Let `A_(1), A_(2), A_(3), A_(4)` be the areas of the triangular faces of a tetrahedron, and `h_(1), h_(2), h_(3), h_(4)` be the corresponding altitudes of the tetrahedron. If the volume of tetrahedron is `1//6` cubic units, then find the minimum value of ` (A_(1) +A_(2) + A_(3) + A_(4))(h_(1)+ h_(2)+h_(3)+h_(4))` (in cubic units).

To find the minimum value of \( (A_1 + A_2 + A_3 + A_4)(h_1 + h_2 + h_3 + h_4) \) for a tetrahedron with a given volume, we can follow these steps: ### Step 1: Understand the volume formula The volume \( V \) of a tetrahedron can be expressed in terms of the area of its triangular faces and their corresponding altitudes.
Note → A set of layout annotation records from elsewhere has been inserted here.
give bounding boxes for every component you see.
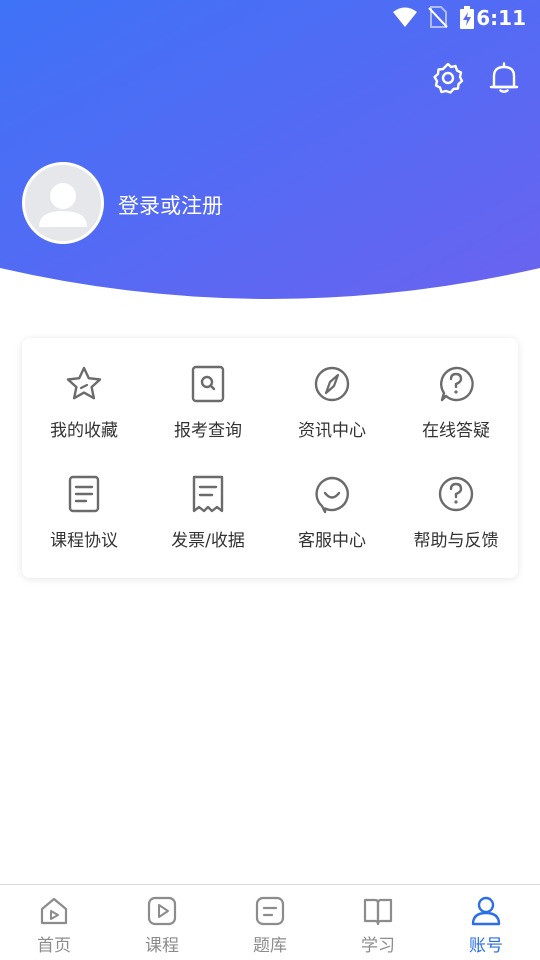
tab-label: 题库 [253, 936, 287, 956]
avatar[interactable] [22, 162, 104, 244]
tab-study[interactable]: 学习 [324, 885, 432, 960]
menu-item-customer-service[interactable]: 客服中心 [270, 448, 394, 558]
smile-bubble-icon [315, 476, 349, 514]
no-sim-icon [428, 6, 448, 28]
menu-item-label: 课程协议 [50, 531, 118, 551]
tab-label: 首页 [37, 936, 71, 956]
wifi-icon [393, 7, 417, 27]
battery-charging-icon [460, 6, 474, 29]
menu-item-label: 资讯中心 [298, 421, 366, 441]
menu-item-news-center[interactable]: 资讯中心 [270, 338, 394, 448]
menu-item-label: 客服中心 [298, 531, 366, 551]
bottom-tab-bar: 首页 课程 题库 学习 账号 [0, 884, 540, 960]
home-icon [40, 897, 68, 925]
status-bar: 6:11 [0, 0, 540, 36]
star-icon [66, 366, 102, 400]
menu-item-label: 报考查询 [174, 421, 242, 441]
tab-courses[interactable]: 课程 [108, 885, 216, 960]
profile-header [0, 0, 540, 300]
default-user-icon [39, 183, 87, 227]
menu-item-favorites[interactable]: 我的收藏 [22, 338, 146, 448]
tab-label: 账号 [469, 936, 503, 956]
user-icon [471, 896, 501, 926]
notification-bell-icon[interactable] [486, 60, 522, 96]
tab-home[interactable]: 首页 [0, 885, 108, 960]
tab-account[interactable]: 账号 [432, 885, 540, 960]
menu-item-course-agreement[interactable]: 课程协议 [22, 448, 146, 558]
play-icon [147, 896, 177, 926]
tab-label: 学习 [361, 936, 395, 956]
question-bubble-icon [440, 366, 474, 402]
menu-item-help-feedback[interactable]: 帮助与反馈 [394, 448, 518, 558]
menu-item-online-qa[interactable]: 在线答疑 [394, 338, 518, 448]
login-register-link[interactable]: 登录或注册 [118, 190, 223, 220]
help-circle-icon [438, 476, 474, 512]
menu-item-label: 在线答疑 [422, 421, 490, 441]
menu-item-label: 我的收藏 [50, 421, 118, 441]
document-search-icon [191, 365, 225, 403]
compass-icon [314, 366, 350, 402]
settings-gear-icon[interactable] [430, 60, 466, 96]
document-lines-icon [68, 475, 100, 513]
menu-item-exam-query[interactable]: 报考查询 [146, 338, 270, 448]
receipt-icon [192, 475, 224, 513]
book-icon [363, 898, 393, 926]
header-background [0, 0, 540, 299]
question-bank-icon [255, 896, 285, 926]
status-time: 6:11 [476, 6, 526, 30]
menu-item-invoice-receipt[interactable]: 发票/收据 [146, 448, 270, 558]
tab-label: 课程 [145, 936, 179, 956]
feature-menu-card: 我的收藏 报考查询 资讯中心 在线答疑 课程协议 发票/收据 客服中心 帮助与反… [22, 338, 518, 578]
tab-question-bank[interactable]: 题库 [216, 885, 324, 960]
menu-item-label: 帮助与反馈 [413, 531, 499, 551]
menu-item-label: 发票/收据 [171, 531, 245, 551]
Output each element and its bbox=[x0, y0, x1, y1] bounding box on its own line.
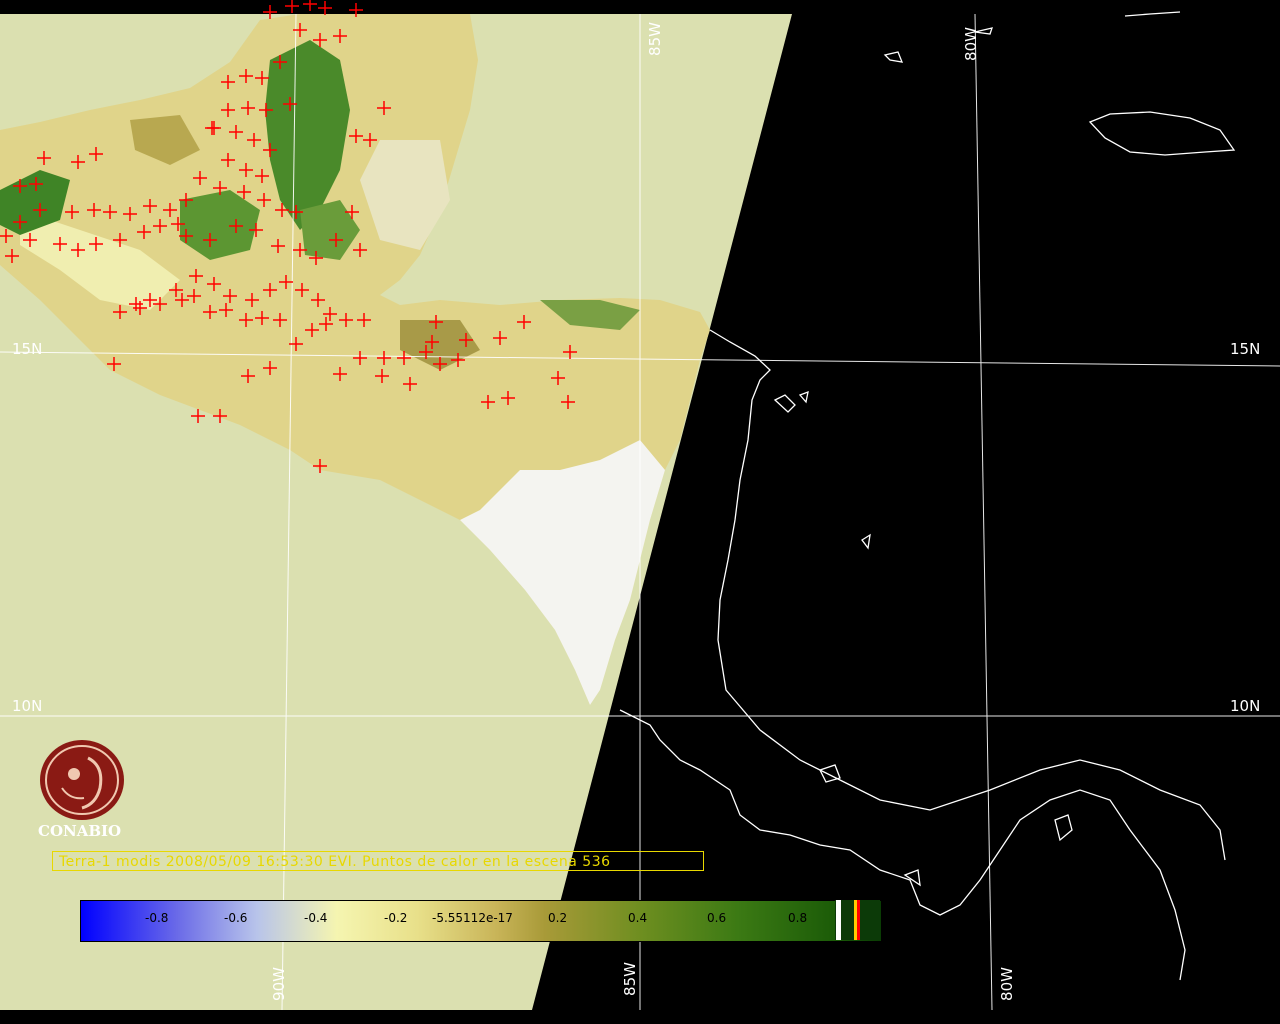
scene-caption: Terra-1 modis 2008/05/09 16:53:30 EVI. P… bbox=[52, 851, 704, 871]
map-viewer: 15N 15N 10N 10N 85W 80W 90W 85W 80W CONA… bbox=[0, 0, 1280, 1024]
lon-label-80w-top: 80W bbox=[961, 27, 980, 61]
colorbar-tick: -0.4 bbox=[304, 911, 328, 925]
lat-label-15n-right: 15N bbox=[1230, 340, 1261, 358]
conabio-logo-text: CONABIO bbox=[38, 822, 122, 840]
colorbar-red-strip bbox=[857, 900, 860, 940]
lat-label-10n-right: 10N bbox=[1230, 697, 1261, 715]
lon-label-85w-bottom: 85W bbox=[620, 962, 639, 996]
colorbar-tick: 0.8 bbox=[788, 911, 808, 925]
colorbar-tick: -0.8 bbox=[145, 911, 169, 925]
lat-label-10n-left: 10N bbox=[12, 697, 43, 715]
colorbar-tick: 0.2 bbox=[548, 911, 568, 925]
lon-label-90w-bottom: 90W bbox=[269, 967, 288, 1001]
colorbar-tick: -5.55112e-17 bbox=[432, 911, 513, 925]
lat-label-15n-left: 15N bbox=[12, 340, 43, 358]
lon-label-80w-bottom: 80W bbox=[997, 967, 1016, 1001]
colorbar-tick: 0.4 bbox=[628, 911, 648, 925]
colorbar-tick: -0.2 bbox=[384, 911, 408, 925]
colorbar-white-strip bbox=[836, 900, 841, 940]
colorbar-tick: -0.6 bbox=[224, 911, 248, 925]
lon-label-85w-top: 85W bbox=[645, 22, 664, 56]
colorbar-tick: 0.6 bbox=[707, 911, 727, 925]
conabio-logo-icon bbox=[40, 740, 124, 820]
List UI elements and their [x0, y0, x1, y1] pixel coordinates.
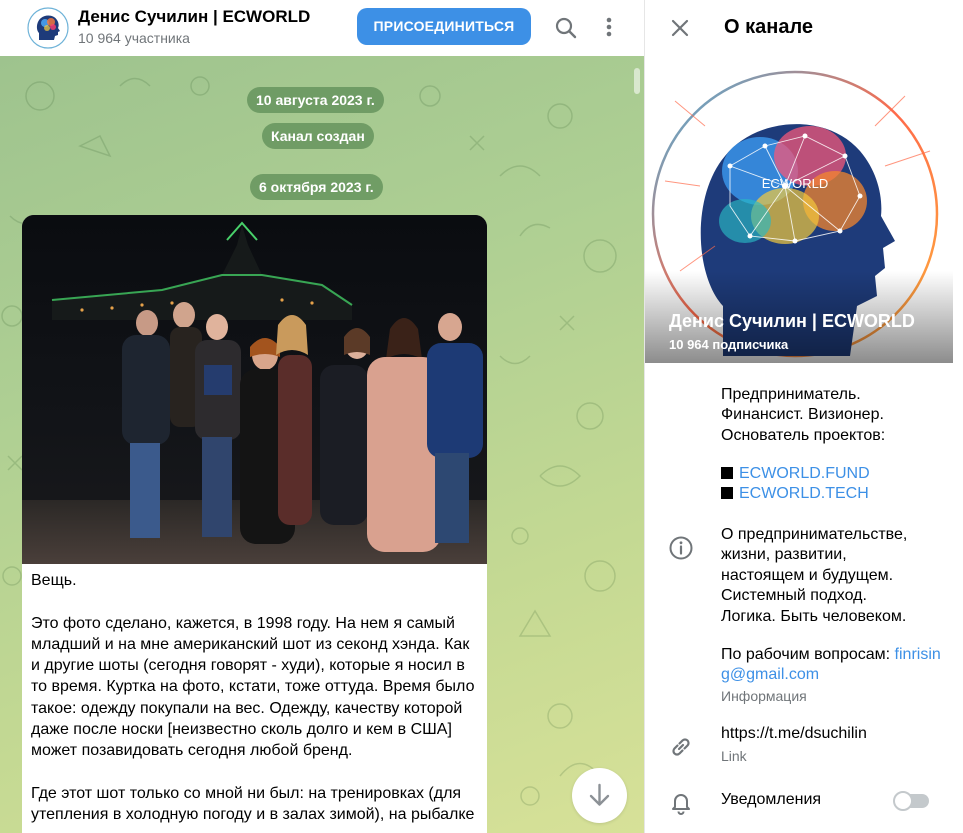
description-line: Логика. Быть человеком.: [721, 607, 907, 625]
subscriber-count: 10 964 подписчика: [669, 337, 789, 352]
member-count: 10 964 участника: [78, 30, 190, 46]
post-text: Вещь. Это фото сделано, кажется, в 1998 …: [31, 570, 481, 833]
project-link-tech[interactable]: ECWORLD.TECH: [721, 484, 943, 504]
date-divider: 6 октября 2023 г.: [250, 174, 383, 200]
scroll-down-button[interactable]: [572, 768, 627, 823]
info-icon: [667, 534, 695, 562]
channel-bio: Предприниматель. Финансист. Визионер. Ос…: [721, 385, 943, 446]
arrow-down-icon: [589, 783, 610, 806]
contact-info: По рабочим вопросам: finrising@gmail.com: [721, 645, 943, 686]
description-line: жизни, развитии,: [721, 546, 847, 564]
link-icon: [667, 733, 695, 761]
post-photo[interactable]: [22, 215, 487, 564]
description-line: настоящем и будущем.: [721, 566, 894, 584]
chat-header: Денис Сучилин | ECWORLD 10 964 участника…: [0, 0, 644, 56]
bell-icon: [667, 788, 695, 816]
black-square-icon: [721, 487, 733, 500]
link-text[interactable]: ECWORLD.TECH: [739, 485, 869, 502]
channel-avatar[interactable]: [27, 7, 69, 49]
notifications-toggle[interactable]: [893, 791, 929, 811]
bio-line: Основатель проектов:: [721, 426, 886, 444]
post-paragraph: Это фото сделано, кажется, в 1998 году. …: [31, 614, 475, 760]
panel-title: О канале: [724, 16, 814, 38]
channel-info-panel: О канале ECWORLD Денис Сучилин | ECWORLD…: [644, 0, 963, 833]
chat-scrollbar[interactable]: [634, 68, 640, 94]
search-icon[interactable]: [552, 14, 580, 42]
info-caption: Информация: [721, 688, 807, 704]
channel-post: Вещь. Это фото сделано, кажется, в 1998 …: [22, 215, 487, 833]
chat-background: 10 августа 2023 г. Канал создан 6 октябр…: [0, 56, 644, 833]
project-links: ECWORLD.FUND ECWORLD.TECH: [721, 464, 943, 505]
close-icon[interactable]: [667, 15, 693, 41]
channel-link[interactable]: https://t.me/dsuchilin: [721, 724, 943, 744]
toggle-knob: [893, 791, 913, 811]
bio-line: Предприниматель.: [721, 386, 861, 403]
brain-logo-icon: [27, 7, 69, 49]
link-text[interactable]: ECWORLD.FUND: [739, 465, 870, 482]
svg-text:ECWORLD: ECWORLD: [762, 176, 828, 191]
description-line: Системный подход.: [721, 587, 867, 605]
service-message: Канал создан: [262, 123, 374, 149]
post-paragraph: Где этот шот только со мной ни был: на т…: [31, 784, 475, 824]
link-caption: Link: [721, 748, 747, 764]
chat-view: Денис Сучилин | ECWORLD 10 964 участника…: [0, 0, 644, 833]
channel-cover[interactable]: ECWORLD Денис Сучилин | ECWORLD 10 964 п…: [645, 56, 953, 363]
bio-line: Финансист. Визионер.: [721, 406, 884, 424]
channel-name: Денис Сучилин | ECWORLD: [669, 311, 915, 331]
group-photo-image: [22, 215, 487, 564]
join-button[interactable]: ПРИСОЕДИНИТЬСЯ: [357, 8, 531, 45]
black-square-icon: [721, 467, 733, 479]
contact-prefix: По рабочим вопросам:: [721, 646, 895, 663]
description-line: О предпринимательстве,: [721, 526, 908, 543]
date-divider: 10 августа 2023 г.: [247, 87, 384, 113]
more-vertical-icon[interactable]: [598, 14, 620, 42]
project-link-fund[interactable]: ECWORLD.FUND: [721, 464, 943, 484]
post-heading: Вещь.: [31, 572, 77, 589]
chat-title[interactable]: Денис Сучилин | ECWORLD: [78, 7, 310, 27]
channel-description: О предпринимательстве, жизни, развитии, …: [721, 525, 943, 627]
panel-header: О канале: [645, 0, 963, 56]
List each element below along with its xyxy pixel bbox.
The formula for the volume related to one face is: \[ V = \frac{1}{3} A_i h_i \] for each face \( i \). ### Step 2: Express altitudes in terms of volume and areas Given that the volume \( V = \frac{1}{6} \) cubic units, we can express each altitude as: \[ h_1 = \frac{3V}{A_1}, \quad h_2 = \frac{3V}{A_2}, \quad h_3 = \frac{3V}{A_3}, \quad h_4 = \frac{3V}{A_4} \] ### Step 3: Substitute altitudes into the expression Now, we substitute these expressions for \( h_i \) into the expression we want to minimize: \[ (A_1 + A_2 + A_3 + A_4)(h_1 + h_2 + h_3 + h_4) = (A_1 + A_2 + A_3 + A_4) \left( \frac{3V}{A_1} + \frac{3V}{A_2} + \frac{3V}{A_3} + \frac{3V}{A_4} \right) \] ### Step 4: Factor out constants Factoring out the constant \( 3V \): \[ = 3V (A_1 + A_2 + A_3 + A_4) \left( \frac{1}{A_1} + \frac{1}{A_2} + \frac{1}{A_3} + \frac{1}{A_4} \right) \] ### Step 5: Apply the AM-HM inequality Using the Arithmetic Mean - Harmonic Mean (AM-HM) inequality, we know: \[ \frac{A_1 + A_2 + A_3 + A_4}{4} \geq \frac{4}{\frac{1}{A_1} + \frac{1}{A_2} + \frac{1}{A_3} + \frac{1}{A_4}} \] Rearranging gives: \[ (A_1 + A_2 + A_3 + A_4) \left( \frac{1}{A_1} + \frac{1}{A_2} + \frac{1}{A_3} + \frac{1}{A_4} \right) \geq 16 \] ### Step 6: Substitute the volume Substituting \( V = \frac{1}{6} \): \[ 3V \cdot 16 = 3 \cdot \frac{1}{6} \cdot 16 = 8 \] ### Conclusion Thus, the minimum value of \( (A_1 + A_2 + A_3 + A_4)(h_1 + h_2 + h_3 + h_4) \) is: \[ \boxed{8} \]